Merit pay can work

President Reagan is to be commended for advocating merit pay as one way to improve the schoolteaching profession. If public school teaching is to compete with industrial opportunities and other high-skilled professions, changes in standards and salaries are inevitable.

Merit pay requires setting up criteria for teacher evaluations. Good teachers need not fear this process. Teachers, administrators, and school board members can work together to develop an acceptable, workable, creative formula.

It is important that teachers have input at every step of the planning. A logical procedure for implementation of a merit plan could be for teachers to submit in writing an evaluation of themselves according to established criteria. An objective, written evaluation presented by a supervisor or principal is usually necessary. These evaluations become applications for upward movement on the merit pay schedule.

A committee of teachers and administrators reviews the evaluations for acceptance or rejection. If members of the committee can identify the applicant, they must disqualify themselves. The superintendent of the school system can give the final approval for merit pay increases. This procedure can eliminate much of the personalizing and politics. Along with merit pay, ways for guiding out weak, unprofessional teachers can be developed.

Merit pay could be an incentive to attract more and better qualified young people into the teacher training institutes. The institutes could thereby do a better job of screening for potentially good teachers and upgrade their academic standards. The student teaching experience should be the final opportunity for proving without a doubt that a teacher candidate can teach a concept, control a classroom, and have good rapport with children. Tenure has long protected teachers, but it doesn't take three years to discover whether or not a teacher is an asset to the profession.

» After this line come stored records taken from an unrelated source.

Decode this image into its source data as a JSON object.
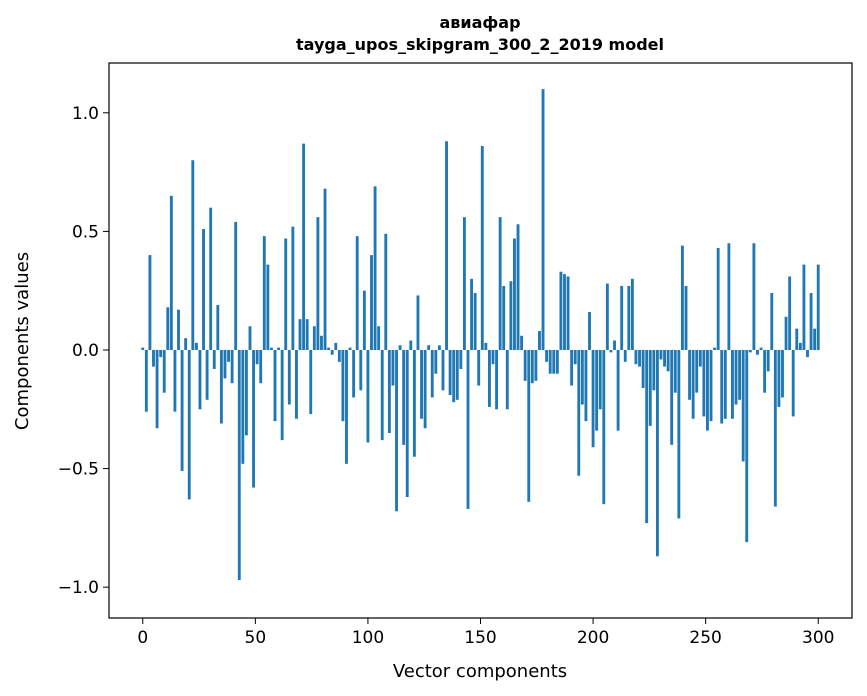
{
  "chart_data": {
    "type": "bar",
    "title_line1": "авиафар",
    "title_line2": "tayga_upos_skipgram_300_2_2019 model",
    "xlabel": "Vector components",
    "ylabel": "Components values",
    "xlim": [
      -15,
      315
    ],
    "ylim": [
      -1.13,
      1.21
    ],
    "x_ticks": [
      {
        "value": 0,
        "label": "0"
      },
      {
        "value": 50,
        "label": "50"
      },
      {
        "value": 100,
        "label": "100"
      },
      {
        "value": 150,
        "label": "150"
      },
      {
        "value": 200,
        "label": "200"
      },
      {
        "value": 250,
        "label": "250"
      },
      {
        "value": 300,
        "label": "300"
      }
    ],
    "y_ticks": [
      {
        "value": 1.0,
        "label": "1.0"
      },
      {
        "value": 0.5,
        "label": "0.5"
      },
      {
        "value": 0.0,
        "label": "0.0"
      },
      {
        "value": -0.5,
        "label": "−0.5"
      },
      {
        "value": -1.0,
        "label": "−1.0"
      }
    ],
    "bar_color": "#1f77b4",
    "grid": false,
    "values": [
      0.01,
      -0.26,
      0.4,
      -0.07,
      -0.33,
      -0.03,
      -0.18,
      0.18,
      0.65,
      -0.26,
      0.17,
      -0.51,
      0.05,
      -0.63,
      0.8,
      0.03,
      -0.25,
      0.51,
      -0.21,
      0.6,
      -0.08,
      0.19,
      -0.31,
      -0.12,
      -0.05,
      -0.14,
      0.54,
      -0.97,
      -0.48,
      -0.36,
      0.1,
      -0.58,
      -0.06,
      -0.14,
      0.48,
      0.36,
      0.01,
      -0.3,
      0.01,
      -0.38,
      0.47,
      -0.23,
      0.52,
      -0.29,
      0.13,
      0.87,
      0.13,
      -0.27,
      0.1,
      0.56,
      0.06,
      0.68,
      0.01,
      -0.02,
      0.03,
      -0.05,
      -0.3,
      -0.48,
      0.01,
      -0.2,
      0.48,
      -0.17,
      0.25,
      -0.39,
      0.4,
      0.69,
      0.1,
      -0.38,
      0.49,
      -0.35,
      -0.15,
      -0.68,
      0.02,
      -0.4,
      -0.62,
      0.04,
      -0.45,
      0.23,
      -0.29,
      -0.33,
      0.02,
      -0.2,
      -0.1,
      0.02,
      -0.17,
      0.88,
      -0.19,
      -0.22,
      -0.21,
      -0.08,
      0.56,
      -0.67,
      0.3,
      0.24,
      -0.15,
      0.86,
      0.03,
      -0.24,
      -0.06,
      -0.25,
      0.56,
      0.27,
      -0.25,
      0.29,
      0.47,
      0.53,
      0.06,
      -0.13,
      -0.64,
      -0.14,
      -0.13,
      0.08,
      1.1,
      -0.05,
      -0.1,
      -0.1,
      -0.1,
      0.33,
      0.32,
      0.31,
      -0.15,
      -0.06,
      -0.53,
      -0.23,
      -0.3,
      0.16,
      -0.41,
      -0.34,
      -0.25,
      -0.65,
      0.28,
      -0.01,
      0.04,
      -0.34,
      0.27,
      -0.05,
      0.27,
      0.3,
      -0.06,
      -0.07,
      -0.16,
      -0.73,
      -0.32,
      -0.17,
      -0.87,
      -0.04,
      -0.07,
      -0.09,
      -0.4,
      -0.18,
      -0.71,
      0.44,
      0.27,
      -0.21,
      -0.29,
      -0.18,
      -0.07,
      -0.28,
      -0.34,
      -0.3,
      0.01,
      0.43,
      -0.31,
      -0.29,
      0.45,
      -0.29,
      -0.23,
      -0.21,
      -0.47,
      -0.81,
      -0.01,
      0.45,
      -0.02,
      0.01,
      -0.18,
      -0.09,
      0.24,
      -0.66,
      -0.24,
      -0.2,
      0.14,
      0.31,
      -0.28,
      0.09,
      0.03,
      0.36,
      -0.03,
      0.24,
      0.09,
      0.36
    ]
  }
}
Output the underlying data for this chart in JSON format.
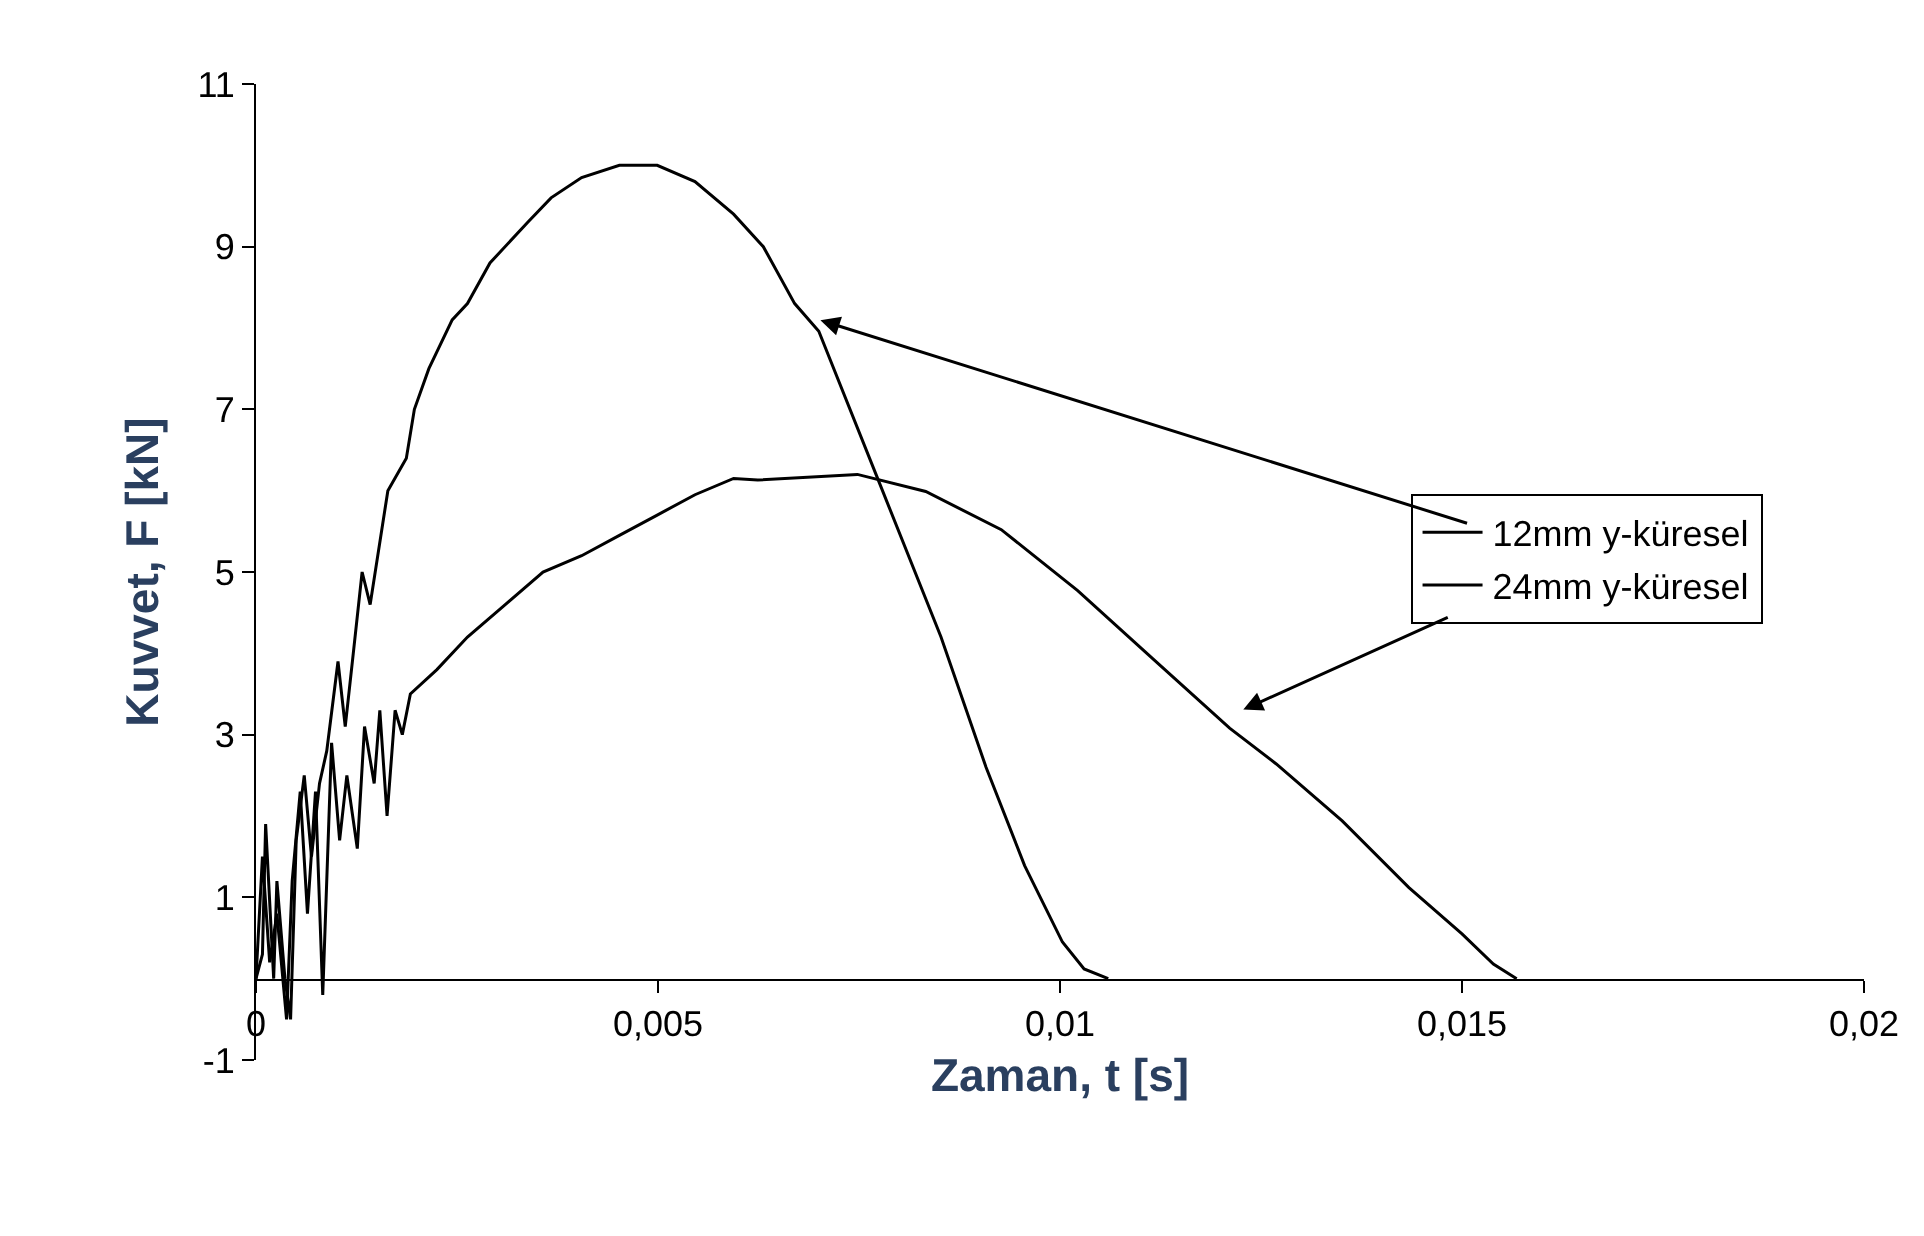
{
  "chart_data": {
    "type": "line",
    "xlabel": "Zaman, t [s]",
    "ylabel": "Kuvvet, F [kN]",
    "xlim": [
      0,
      0.02
    ],
    "xticks": [
      0,
      {
        "value": 0.005,
        "label": "0,005"
      },
      {
        "value": 0.01,
        "label": "0,01"
      },
      {
        "value": 0.015,
        "label": "0,015"
      },
      {
        "value": 0.02,
        "label": "0,02"
      }
    ],
    "ylim": [
      -1,
      11
    ],
    "yticks": [
      -1,
      1,
      3,
      5,
      7,
      9,
      11
    ],
    "grid": false,
    "legend": "right",
    "marker": "none",
    "line_style": "solid",
    "series": [
      {
        "name": "12mm y-küresel",
        "color": "#000000",
        "x": [
          0,
          8e-05,
          0.00012,
          0.00022,
          0.00026,
          0.00036,
          0.00043,
          0.0005,
          0.0006,
          0.00069,
          0.00079,
          0.00088,
          0.00102,
          0.00111,
          0.00121,
          0.00132,
          0.00142,
          0.00164,
          0.00187,
          0.00197,
          0.00215,
          0.00244,
          0.00263,
          0.00291,
          0.00338,
          0.00367,
          0.00405,
          0.00452,
          0.00499,
          0.00546,
          0.00594,
          0.00631,
          0.0067,
          0.007,
          0.00776,
          0.00852,
          0.00908,
          0.00956,
          0.01003,
          0.0103,
          0.0106
        ],
        "values": [
          0,
          0.3,
          1.9,
          0,
          1.2,
          0,
          -0.5,
          1.7,
          2.5,
          1.5,
          2.4,
          2.8,
          3.9,
          3.1,
          4.0,
          5.0,
          4.6,
          6.0,
          6.4,
          7.0,
          7.5,
          8.1,
          8.3,
          8.8,
          9.3,
          9.6,
          9.85,
          10.0,
          10.0,
          9.8,
          9.4,
          9.0,
          8.3,
          7.96,
          6.08,
          4.2,
          2.6,
          1.39,
          0.45,
          0.12,
          0
        ]
      },
      {
        "name": "24mm y-küresel",
        "color": "#000000",
        "x": [
          0,
          8e-05,
          0.00017,
          0.00026,
          0.00038,
          0.00045,
          0.00055,
          0.00064,
          0.00074,
          0.00083,
          0.00094,
          0.00104,
          0.00113,
          0.00126,
          0.00135,
          0.00147,
          0.00154,
          0.00163,
          0.00173,
          0.00182,
          0.00192,
          0.00225,
          0.00263,
          0.0031,
          0.00357,
          0.00405,
          0.00452,
          0.00499,
          0.00546,
          0.00594,
          0.00624,
          0.00748,
          0.00833,
          0.00927,
          0.01022,
          0.01117,
          0.01211,
          0.01269,
          0.01351,
          0.01434,
          0.015,
          0.01539,
          0.01568
        ],
        "values": [
          0,
          1.5,
          0.2,
          0.8,
          -0.5,
          1.2,
          2.3,
          0.8,
          2.3,
          -0.2,
          2.9,
          1.7,
          2.5,
          1.6,
          3.1,
          2.4,
          3.3,
          2.0,
          3.3,
          3.0,
          3.5,
          3.8,
          4.2,
          4.6,
          5.0,
          5.2,
          5.45,
          5.7,
          5.95,
          6.15,
          6.13,
          6.2,
          5.99,
          5.52,
          4.77,
          3.92,
          3.08,
          2.64,
          1.94,
          1.12,
          0.55,
          0.18,
          0
        ]
      }
    ]
  }
}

It was my privilege to observe a workable merit pay system evolve at School District 65, Evanston, Ill., and to be a recipient of its benefits. Therefore, I wholeheartedly support the President on this issue. Many teachers and administrators consider merit pay as one possible way to uplift the standards in our public schools today. Surely this is the time to get merit pay systems started in the United States and begin to pay teachers according to the skills the public expects of them.